II. Explosion
Roméo
L’idée avait pris possession de lui. Le jour et la nuit, elle le tourmentait. Ce n’était pas de l’angoisse mais plutôt une fièvre, une excitation intense, qui lui donnait enfin le goût de vivre. Sans cesse, il réfléchissait à ses implications pour lui et pour les autres, et à sa mise en application. Certainement son action marquerait l’histoire ou même la recréerait ! quelle fierté, quel amour de soi retrouvé ! un but à atteindre et ensuite mourir.

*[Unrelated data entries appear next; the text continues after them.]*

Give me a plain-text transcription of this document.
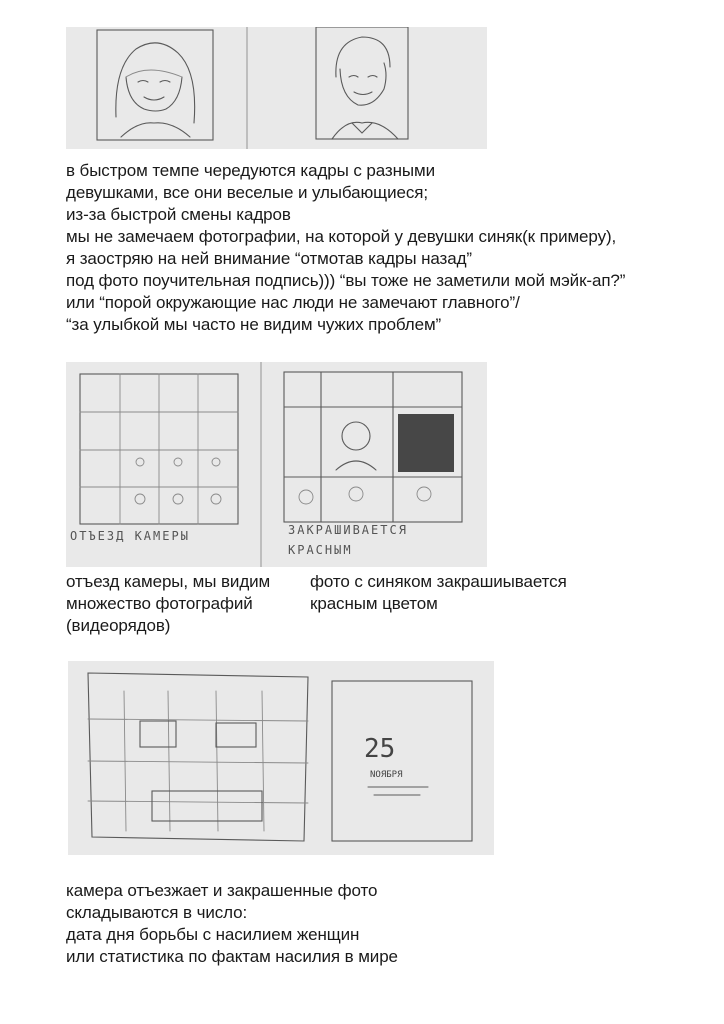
в быстром темпе чередуются кадры с разными
девушками, все они веселые и улыбающиеся;
из-за быстрой смены кадров
мы не замечаем фотографии, на которой у девушки синяк(к примеру),
я заостряю на ней внимание “отмотав кадры назад”
под фото поучительная подпись))) “вы тоже не заметили мой мэйк-ап?”
или “порой окружающие нас люди не замечают главного”/
“за улыбкой мы часто не видим чужих проблем”
ОТЪЕЗД КАМЕРЫ	ЗАКРАШИВАЕТСЯ
КРАСНЫМ
отъезд камеры, мы видим
множество фотографий
(видеорядов)
фото с синяком закрашиывается
красным цветом
25
NOЯБРЯ
камера отъезжает и закрашенные фото
складываются в число:
дата дня борьбы с насилием женщин
или статистика по фактам насилия в мире
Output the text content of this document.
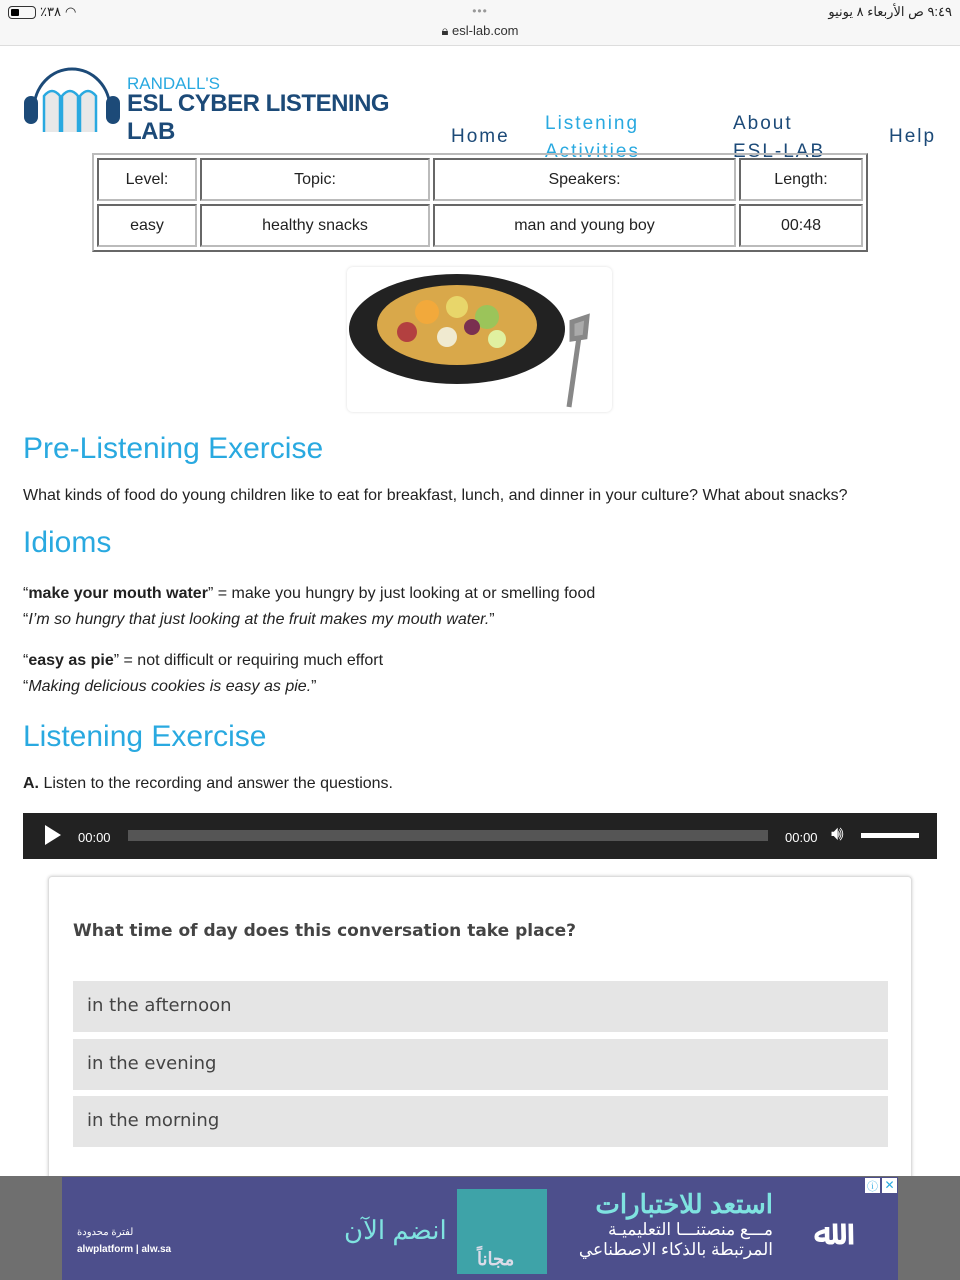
٪٣٨ ◠	•••
🔒︎ esl-lab.com
٩:٤٩ ص الأربعاء ٨ يونيو
RANDALL'S
ESL CYBER LISTENING LAB	Home
Listening
Activities
About
ESL-LAB
Help
Level:	Topic:	Speakers:	Length:
easy	healthy snacks	man and young boy	00:48
Pre-Listening Exercise
What kinds of food do young children like to eat for breakfast, lunch, and dinner in your culture? What about snacks?
Idioms
“make your mouth water” = make you hungry by just looking at or smelling food
“I’m so hungry that just looking at the fruit makes my mouth water.”
“easy as pie” = not difficult or requiring much effort
“Making delicious cookies is easy as pie.”
Listening Exercise
A. Listen to the recording and answer the questions.
00:00	00:00 🔊︎
What time of day does this conversation take place?
in the afternoon
in the evening
in the morning
ﷲ
استعد للاختبارات
مـــع منصتنـــا التعليميـة
المرتبطة بالذكاء الاصطناعي
مجاناً
انضم الآن
لفترة محدودة
alwplatform | alw.sa
ⓘ ✕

Certes Roméo n’avait pas encore mis en œuvre son projet, il hésitait. Mais au fur et à mesure que le temps passait, il se sentait transcendé par sa mission. Plusieurs fois, il avait suivi la blonde platinée, mais à chaque fois il avait vacillé au bord du précipice. Il avait bien remarqué qu’elle l’avait vu. Mais que pouvait–elle faire ?
Il était bien connu que dans la cité des immortels régnaient la concorde et l’ennui.

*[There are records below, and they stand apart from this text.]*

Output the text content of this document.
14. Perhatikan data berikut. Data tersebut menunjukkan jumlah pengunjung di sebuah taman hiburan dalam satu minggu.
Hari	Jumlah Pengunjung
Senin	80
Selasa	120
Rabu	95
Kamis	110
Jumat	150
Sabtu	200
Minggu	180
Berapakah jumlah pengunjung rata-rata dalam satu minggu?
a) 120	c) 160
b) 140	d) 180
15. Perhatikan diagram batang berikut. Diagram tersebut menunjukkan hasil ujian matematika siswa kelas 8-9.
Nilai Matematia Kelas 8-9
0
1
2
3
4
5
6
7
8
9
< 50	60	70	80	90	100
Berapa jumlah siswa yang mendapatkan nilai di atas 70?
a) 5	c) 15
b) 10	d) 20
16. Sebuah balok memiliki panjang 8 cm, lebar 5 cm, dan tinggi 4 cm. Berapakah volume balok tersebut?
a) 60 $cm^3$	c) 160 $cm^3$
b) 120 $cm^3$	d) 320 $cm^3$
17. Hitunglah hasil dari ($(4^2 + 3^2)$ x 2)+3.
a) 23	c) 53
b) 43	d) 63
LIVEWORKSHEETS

Aujourd’hui était un jour différent, l’oiseau prendrait son envol. Il avait vu arriver sa copine. Il guettait au coin de la rue. Elles sortirent aussi ravissantes l’une que l’autre. Roméo avait noté que suivant un processus incompréhensible mais certain, la blonde avait opté pour des tenues vestimentaires de plus en plus sobres et élégantes, comme si elle avait le pressentiment de son malheur tout proche.
Il se réjouit à l’idée que le destin fut aussi palpable, même pour les esprits les plus confus. La tâche n’en paraissait que plus aisée. Elles entrèrent dans un magasin de vêtements, de même que Roméo quelques instants plus tard. Il s’avança vers la cabine d’essayage et tira d’un geste lent le rideau.
« putain connard, t’as pas vu que la cabine était occupée » l’apostropha vivement la blonde.
Déjà dans ses yeux, brillait la lueur noire du désespoir. Ragaillardi par le lyrisme de cette pensée, il sortit le stylet de sa poche. La blonde avait compris :
« arrête, arrête ! »
la brune, qui avait les yeux verts, remarqua–t–il dans un temps ralenti, tenta de s’interposer. Inutilement. Il planta le stylet dans le cœur de la blonde. Et ce fut l’explosion, Roméo se trouva tout abasourdi, avec la brune qui gémissait, hurlait !
mon Dieu, que devait il faire ? vite, fuir ! Il sortit du magasin comme un doux dingue ou plutôt comme un fou furieux, et s’envola vers des cieux moins cléments : la cité des miséreux.
Bogart
Bogart contemplait le corps étendu de la femme, la poitrine ornée d’un œillet ou d’un coquelicot sanglant. Il se surprit par ces considérations bucoliques, inhabituelles chez lui. La brune semblait se remettre difficilement du choc. Les immortels avaient perdu l’habitude de la violence physique, abreuvés qu’ils étaient d’une violence soulignée, fantasmée, poussée jusqu’à l’absurdité par la holotélé.
Mais le geste qui tue, broie, anéantit la vie d’une proche, d’une amie, qui quelques secondes avant, vous tirait par le bras…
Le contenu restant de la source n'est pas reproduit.